The storage engine suited for this use case is the SSD Storage Engine.

Azure provides SSD storage in the form of Premium Storage. These are network attached to virtual machine instances.

Local SSDs Backed by Premium Storage Persistence

This is the recommended storage engine in cloud environments.

Pros:

  • RAM requirement is same as persistence model only.
  • Provides persistence offered by Storage Disks while surpassing the performance bottleneck by making use of local SSDs performance as caching layer.
  • Provides the best of performance and persistence possible by using local SSD as RAM alternative along with Storage Disks for persistence storage.

Cons:

  • More operational overhead than any other storage models.
  • Need to use instances supporting the required amount of local SSD instance storage volumes.

Instance Types

Presently, we suggest using the Lsv2 instances. These support Premium Storage, which are SSD based network storage, as well as having local SSDs. See Certifying Flash Devices.

Instance families with 'S' in their designation have Premium Storage (SSD) support. If no persistence is required, non-'s' families can be used.

Disk Caching

Azure provides a unique disk caching feature.

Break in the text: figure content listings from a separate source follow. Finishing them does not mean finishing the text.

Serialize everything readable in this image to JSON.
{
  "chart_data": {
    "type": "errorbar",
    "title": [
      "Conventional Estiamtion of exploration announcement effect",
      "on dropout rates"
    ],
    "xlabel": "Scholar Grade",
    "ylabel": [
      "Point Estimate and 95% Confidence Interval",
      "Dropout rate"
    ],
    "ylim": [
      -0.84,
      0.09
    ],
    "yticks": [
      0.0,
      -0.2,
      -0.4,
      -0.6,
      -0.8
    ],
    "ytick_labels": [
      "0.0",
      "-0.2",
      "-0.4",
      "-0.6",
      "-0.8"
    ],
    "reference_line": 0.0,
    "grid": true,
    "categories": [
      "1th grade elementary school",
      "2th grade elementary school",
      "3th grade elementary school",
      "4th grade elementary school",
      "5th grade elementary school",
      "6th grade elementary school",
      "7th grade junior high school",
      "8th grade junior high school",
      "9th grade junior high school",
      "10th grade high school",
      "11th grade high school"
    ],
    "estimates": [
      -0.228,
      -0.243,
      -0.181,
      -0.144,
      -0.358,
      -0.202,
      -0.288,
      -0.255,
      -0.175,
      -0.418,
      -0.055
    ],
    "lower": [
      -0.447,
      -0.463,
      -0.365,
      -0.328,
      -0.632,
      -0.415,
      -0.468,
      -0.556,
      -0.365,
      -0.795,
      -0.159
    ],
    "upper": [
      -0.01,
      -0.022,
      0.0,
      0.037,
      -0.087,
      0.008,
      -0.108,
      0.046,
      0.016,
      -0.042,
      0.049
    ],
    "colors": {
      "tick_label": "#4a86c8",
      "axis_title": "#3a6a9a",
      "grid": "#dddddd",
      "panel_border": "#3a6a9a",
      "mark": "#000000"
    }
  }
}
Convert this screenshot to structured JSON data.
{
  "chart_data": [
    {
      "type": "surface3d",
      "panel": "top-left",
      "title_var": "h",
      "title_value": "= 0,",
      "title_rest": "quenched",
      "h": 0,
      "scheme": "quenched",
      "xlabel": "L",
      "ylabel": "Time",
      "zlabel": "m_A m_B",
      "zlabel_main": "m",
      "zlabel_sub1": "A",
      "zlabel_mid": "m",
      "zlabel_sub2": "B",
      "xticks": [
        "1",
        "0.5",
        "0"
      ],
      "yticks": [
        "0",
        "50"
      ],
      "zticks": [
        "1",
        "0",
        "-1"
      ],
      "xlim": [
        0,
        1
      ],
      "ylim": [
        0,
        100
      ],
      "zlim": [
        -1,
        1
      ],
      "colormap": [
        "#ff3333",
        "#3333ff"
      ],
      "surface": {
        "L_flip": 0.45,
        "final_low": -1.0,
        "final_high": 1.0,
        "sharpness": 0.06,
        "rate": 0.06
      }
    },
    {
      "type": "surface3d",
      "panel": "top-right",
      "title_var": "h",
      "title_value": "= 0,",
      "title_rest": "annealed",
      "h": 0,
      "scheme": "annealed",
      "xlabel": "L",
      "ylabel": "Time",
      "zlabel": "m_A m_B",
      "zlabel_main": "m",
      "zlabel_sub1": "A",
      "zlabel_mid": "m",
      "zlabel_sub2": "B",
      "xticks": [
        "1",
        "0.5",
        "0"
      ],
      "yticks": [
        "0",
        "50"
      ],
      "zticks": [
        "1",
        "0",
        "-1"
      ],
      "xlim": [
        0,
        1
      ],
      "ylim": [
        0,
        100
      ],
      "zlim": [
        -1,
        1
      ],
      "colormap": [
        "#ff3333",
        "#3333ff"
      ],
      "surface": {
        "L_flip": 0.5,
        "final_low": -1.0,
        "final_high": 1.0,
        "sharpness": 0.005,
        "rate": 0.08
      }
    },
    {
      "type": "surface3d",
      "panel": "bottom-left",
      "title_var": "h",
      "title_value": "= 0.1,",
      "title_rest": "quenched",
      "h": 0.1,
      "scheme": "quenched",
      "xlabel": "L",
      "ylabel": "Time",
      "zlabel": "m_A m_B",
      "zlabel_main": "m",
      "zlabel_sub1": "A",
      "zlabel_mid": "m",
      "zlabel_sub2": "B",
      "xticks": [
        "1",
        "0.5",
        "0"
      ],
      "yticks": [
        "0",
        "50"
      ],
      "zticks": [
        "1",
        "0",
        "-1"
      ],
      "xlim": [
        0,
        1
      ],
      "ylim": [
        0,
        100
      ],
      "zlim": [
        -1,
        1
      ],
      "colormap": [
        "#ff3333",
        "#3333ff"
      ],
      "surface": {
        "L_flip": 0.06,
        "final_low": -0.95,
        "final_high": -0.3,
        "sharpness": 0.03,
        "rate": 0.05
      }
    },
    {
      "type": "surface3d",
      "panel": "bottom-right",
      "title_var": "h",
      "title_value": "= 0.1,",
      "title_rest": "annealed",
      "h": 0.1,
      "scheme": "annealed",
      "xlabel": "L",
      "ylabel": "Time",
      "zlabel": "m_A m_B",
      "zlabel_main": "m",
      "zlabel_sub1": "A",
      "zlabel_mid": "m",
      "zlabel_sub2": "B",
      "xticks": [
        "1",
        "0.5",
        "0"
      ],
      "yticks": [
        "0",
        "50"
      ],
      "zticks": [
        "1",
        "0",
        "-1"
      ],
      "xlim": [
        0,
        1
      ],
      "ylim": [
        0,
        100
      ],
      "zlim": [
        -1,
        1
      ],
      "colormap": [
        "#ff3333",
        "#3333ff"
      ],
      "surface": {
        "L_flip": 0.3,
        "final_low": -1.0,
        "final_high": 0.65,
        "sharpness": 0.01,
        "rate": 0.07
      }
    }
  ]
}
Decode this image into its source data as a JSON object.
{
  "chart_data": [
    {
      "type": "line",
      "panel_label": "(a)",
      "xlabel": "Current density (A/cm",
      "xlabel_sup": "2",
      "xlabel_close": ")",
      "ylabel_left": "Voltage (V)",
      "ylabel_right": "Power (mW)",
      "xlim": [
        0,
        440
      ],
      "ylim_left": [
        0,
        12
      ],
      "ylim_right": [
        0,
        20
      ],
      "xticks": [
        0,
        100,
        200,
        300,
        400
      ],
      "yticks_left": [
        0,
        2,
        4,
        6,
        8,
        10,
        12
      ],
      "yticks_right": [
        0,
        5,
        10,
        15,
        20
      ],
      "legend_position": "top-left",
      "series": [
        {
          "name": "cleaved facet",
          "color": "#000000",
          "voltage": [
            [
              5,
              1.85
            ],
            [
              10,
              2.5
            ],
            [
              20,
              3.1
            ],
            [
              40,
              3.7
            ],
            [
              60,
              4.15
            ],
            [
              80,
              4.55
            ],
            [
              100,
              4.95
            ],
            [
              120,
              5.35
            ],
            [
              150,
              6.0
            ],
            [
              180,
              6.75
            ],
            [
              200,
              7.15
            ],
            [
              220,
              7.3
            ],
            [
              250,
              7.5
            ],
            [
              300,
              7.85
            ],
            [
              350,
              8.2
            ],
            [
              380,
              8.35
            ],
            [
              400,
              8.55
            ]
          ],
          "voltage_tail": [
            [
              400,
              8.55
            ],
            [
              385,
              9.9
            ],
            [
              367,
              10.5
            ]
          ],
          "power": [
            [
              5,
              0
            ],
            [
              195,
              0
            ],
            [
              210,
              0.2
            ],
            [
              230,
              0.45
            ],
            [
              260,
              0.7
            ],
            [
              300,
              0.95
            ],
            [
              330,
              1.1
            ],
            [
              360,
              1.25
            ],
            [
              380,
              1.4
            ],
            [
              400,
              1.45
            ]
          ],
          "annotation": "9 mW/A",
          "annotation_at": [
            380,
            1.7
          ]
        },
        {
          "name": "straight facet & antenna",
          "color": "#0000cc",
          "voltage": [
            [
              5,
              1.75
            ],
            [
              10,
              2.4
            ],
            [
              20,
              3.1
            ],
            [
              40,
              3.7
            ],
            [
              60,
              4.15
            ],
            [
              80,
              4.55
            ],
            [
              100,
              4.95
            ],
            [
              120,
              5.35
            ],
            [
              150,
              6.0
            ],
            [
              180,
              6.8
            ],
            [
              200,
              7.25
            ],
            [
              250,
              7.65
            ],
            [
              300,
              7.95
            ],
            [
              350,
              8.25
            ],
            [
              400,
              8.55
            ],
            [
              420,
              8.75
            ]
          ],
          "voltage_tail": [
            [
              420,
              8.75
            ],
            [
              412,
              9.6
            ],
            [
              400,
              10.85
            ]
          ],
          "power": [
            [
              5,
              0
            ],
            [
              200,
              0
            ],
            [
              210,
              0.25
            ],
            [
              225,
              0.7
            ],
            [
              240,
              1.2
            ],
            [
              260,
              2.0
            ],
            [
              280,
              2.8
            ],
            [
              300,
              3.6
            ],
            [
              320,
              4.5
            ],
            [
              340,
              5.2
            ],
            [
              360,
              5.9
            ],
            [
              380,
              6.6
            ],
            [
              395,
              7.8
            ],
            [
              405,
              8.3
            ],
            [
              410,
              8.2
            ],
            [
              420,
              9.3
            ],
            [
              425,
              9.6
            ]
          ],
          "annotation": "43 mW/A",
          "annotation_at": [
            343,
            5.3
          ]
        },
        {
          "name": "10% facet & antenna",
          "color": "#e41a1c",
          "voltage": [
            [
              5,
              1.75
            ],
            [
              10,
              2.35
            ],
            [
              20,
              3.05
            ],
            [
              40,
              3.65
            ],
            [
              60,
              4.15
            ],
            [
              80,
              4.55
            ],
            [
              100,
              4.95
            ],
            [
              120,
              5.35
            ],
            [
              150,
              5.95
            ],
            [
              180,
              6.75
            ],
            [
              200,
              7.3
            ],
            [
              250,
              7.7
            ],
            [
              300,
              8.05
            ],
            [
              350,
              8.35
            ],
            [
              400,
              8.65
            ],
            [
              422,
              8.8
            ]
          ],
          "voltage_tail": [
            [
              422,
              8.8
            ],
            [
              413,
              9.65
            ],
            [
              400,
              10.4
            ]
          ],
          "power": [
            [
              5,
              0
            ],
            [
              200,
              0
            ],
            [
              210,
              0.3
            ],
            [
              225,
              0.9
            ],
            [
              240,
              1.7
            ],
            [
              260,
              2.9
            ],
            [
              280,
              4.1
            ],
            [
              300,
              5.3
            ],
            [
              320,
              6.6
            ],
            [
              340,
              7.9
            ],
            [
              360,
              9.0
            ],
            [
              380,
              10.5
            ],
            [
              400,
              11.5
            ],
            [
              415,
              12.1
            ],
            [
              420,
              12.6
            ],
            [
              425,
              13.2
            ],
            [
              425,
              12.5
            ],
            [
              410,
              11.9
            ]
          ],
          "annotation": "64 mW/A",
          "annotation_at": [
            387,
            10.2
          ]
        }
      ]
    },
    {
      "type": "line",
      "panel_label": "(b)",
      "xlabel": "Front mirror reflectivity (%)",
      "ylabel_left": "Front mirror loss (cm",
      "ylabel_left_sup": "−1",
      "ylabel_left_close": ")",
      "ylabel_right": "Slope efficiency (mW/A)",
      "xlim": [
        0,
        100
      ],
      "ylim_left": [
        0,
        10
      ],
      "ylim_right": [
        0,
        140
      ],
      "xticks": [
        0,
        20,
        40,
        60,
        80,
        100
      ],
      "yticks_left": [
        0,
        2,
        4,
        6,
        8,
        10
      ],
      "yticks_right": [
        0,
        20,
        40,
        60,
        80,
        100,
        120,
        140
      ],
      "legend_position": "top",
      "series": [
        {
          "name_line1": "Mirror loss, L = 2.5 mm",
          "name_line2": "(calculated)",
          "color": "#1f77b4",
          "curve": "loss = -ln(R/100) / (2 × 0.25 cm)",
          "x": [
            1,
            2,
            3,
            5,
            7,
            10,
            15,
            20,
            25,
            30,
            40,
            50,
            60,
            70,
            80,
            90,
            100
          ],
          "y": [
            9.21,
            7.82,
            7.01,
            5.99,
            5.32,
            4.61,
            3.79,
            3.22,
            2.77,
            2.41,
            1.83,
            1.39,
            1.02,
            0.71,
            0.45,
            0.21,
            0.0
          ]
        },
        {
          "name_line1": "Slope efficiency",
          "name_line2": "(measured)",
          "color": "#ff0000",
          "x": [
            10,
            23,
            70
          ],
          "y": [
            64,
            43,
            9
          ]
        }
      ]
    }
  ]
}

This will accelerate your disk access for both local and persisted disks.

If your access pattern is predominately read based, it would be advisable to configure the Disk Caching to ReadOnly. ReadOnly caching also benefits access patterns that are less random or uniform and more concentrated (eg: zipfian, last-access, hotspot distributions)

caution

Aerospike recommends testing your personal workload for any potential benefits of ReadOnly disk caching.

Aerospike does not recommend ReadWrite disk based caching.